There is an undeniably strong relationship between Mormonism and conservative intellectual thought. Our worldviews are the same.
Which is it? Have the predominant conservative forces in The Church of Jesus Christ of Latter-day Saints led church membership on a path to political failure, as Taylor Petrey suggests? Or is the church inherently conservative and therefore the calls for more progressivism essentially contrary to the basic nature of LDS doctrine?
Both views suggest a polar approach that writes out of acceptable LDS thought and practices the views of the other. For Petrey, it is the failure that inheres to accepting Mormon conservative views as LDS Church practice. He considers Mormon conservatism to be “self-destructive to the Mormon community itself.”
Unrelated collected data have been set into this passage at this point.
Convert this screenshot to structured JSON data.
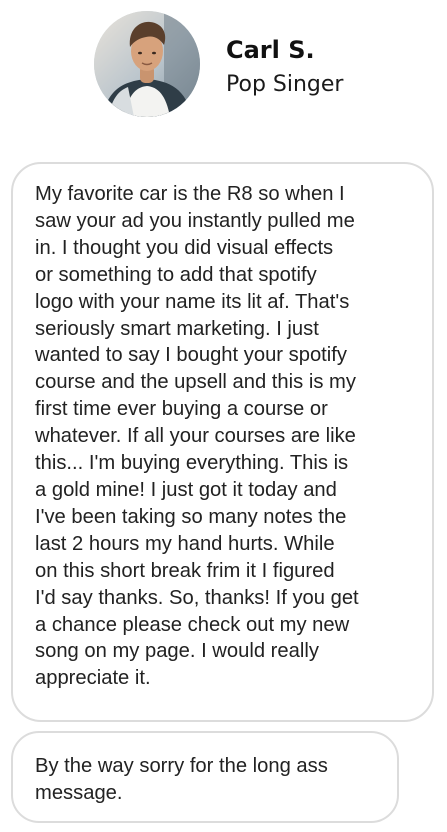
{
  "profile": {
    "name": "Carl S.",
    "role": "Pop Singer",
    "avatar_icon": "person-avatar"
  },
  "messages": [
    {
      "lines": [
        "My favorite car is the R8 so when I",
        "saw your ad you instantly pulled me",
        "in. I thought you did visual effects",
        "or something to add that spotify",
        "logo with your name its lit af. That's",
        "seriously smart marketing. I just",
        "wanted to say I bought your spotify",
        "course and the upsell and this is my",
        "first time ever buying a course or",
        "whatever. If all your courses are like",
        "this... I'm buying everything. This is",
        "a  gold mine! I just got it today and",
        "I've been taking so many notes the",
        "last 2 hours my hand hurts. While",
        "on this short break frim it I figured",
        "I'd say thanks. So, thanks! If you get",
        "a chance please check out my new",
        "song on my page. I would really",
        "appreciate it."
      ]
    },
    {
      "lines": [
        "By the way sorry for the long ass",
        "message."
      ]
    }
  ],
  "colors": {
    "bubble_border": "#dcdcdc",
    "text": "#222222",
    "background": "#ffffff"
  }
}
However, Petrey’s critics go further in seeking to push Petrey’s views out of the mainstream of Mormon political thought. Paul Mero writes Petrey “tempts members” with his views. He baldly states that “Mormonism is inherently conservative” and calls Petrey’s perspective “antithetical to our worldview.” Similarly, Connor Boyack asserts that the “correct application of church doctrine will actually lead one away” from Petrey’s views. For the critics of Petrey, progressivism is the antithesis of traditional Mormon views and does not fit within acceptable LDS perspectives.
Neither exclusive position should be adopted by church members. Just as political progressivism is not inherently contrary to the moral positions of the LDS Church, so conservatism is not the path to disaster. What this debate suggests is a tendency to write out of the church views that disagree with our own. If the question is which side shrinks church membership, the answer is that kind of demand for conformity will do so.
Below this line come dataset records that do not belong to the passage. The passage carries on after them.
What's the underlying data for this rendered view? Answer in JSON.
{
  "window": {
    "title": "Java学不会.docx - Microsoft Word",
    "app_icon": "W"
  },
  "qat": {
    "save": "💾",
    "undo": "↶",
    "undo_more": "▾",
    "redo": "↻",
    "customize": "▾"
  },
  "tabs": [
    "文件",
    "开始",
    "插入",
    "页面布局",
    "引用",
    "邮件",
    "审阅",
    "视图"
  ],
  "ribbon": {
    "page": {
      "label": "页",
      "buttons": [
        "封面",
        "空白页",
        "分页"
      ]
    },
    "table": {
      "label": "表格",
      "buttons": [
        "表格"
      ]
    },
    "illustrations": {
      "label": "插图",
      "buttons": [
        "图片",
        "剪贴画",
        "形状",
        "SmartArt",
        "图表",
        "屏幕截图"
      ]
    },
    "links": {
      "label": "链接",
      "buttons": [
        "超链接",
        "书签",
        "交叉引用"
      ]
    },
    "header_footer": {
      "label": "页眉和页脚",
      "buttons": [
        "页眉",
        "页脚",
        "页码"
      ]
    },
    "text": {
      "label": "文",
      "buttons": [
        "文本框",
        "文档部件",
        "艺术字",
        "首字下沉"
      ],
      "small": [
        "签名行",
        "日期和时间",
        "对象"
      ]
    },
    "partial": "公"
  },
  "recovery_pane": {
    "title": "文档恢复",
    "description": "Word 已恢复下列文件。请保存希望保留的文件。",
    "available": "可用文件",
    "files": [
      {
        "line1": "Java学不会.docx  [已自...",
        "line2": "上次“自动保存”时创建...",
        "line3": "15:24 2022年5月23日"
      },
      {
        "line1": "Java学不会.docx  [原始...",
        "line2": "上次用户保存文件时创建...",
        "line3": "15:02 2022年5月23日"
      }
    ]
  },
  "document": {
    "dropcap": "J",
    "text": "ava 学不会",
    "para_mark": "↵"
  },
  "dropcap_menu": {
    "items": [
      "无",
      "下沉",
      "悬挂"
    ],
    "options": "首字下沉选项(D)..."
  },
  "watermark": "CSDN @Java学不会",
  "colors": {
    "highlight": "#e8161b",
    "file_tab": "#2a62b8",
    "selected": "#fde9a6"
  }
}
Over the years, I have talked with many former (or formerly active) members who no longer felt to have a place in the LDS Church because of their more progressive political views. Recently, I heard a conservative member say that he worried the church was becoming too progressive and no longer standing up for values. My guess is that his views are becoming increasingly common.
Even beyond our backgrounds, the reality is the gospel message leads church members to contrasting conclusions about government, as well as about particular current issues. We should accept that diversity and not seek to impose conformity in political views (or in many other areas either). We can coexist in a pluralistic church if we are willing to do the following: recognize our political views as not something the church and its members should clone, place our political views as lower priorities than gospel principles, and be willing to see others who disagree with us as faithful members as well.
The debate about whether a good Mormon can be a Democrat seems to still be raging on, especially in the pages of the Church-owned Deseret News. I hope it continues to rage on, and that both sides are heard and considered. We would do well to learn from Alma that some contentions are wonderful after all.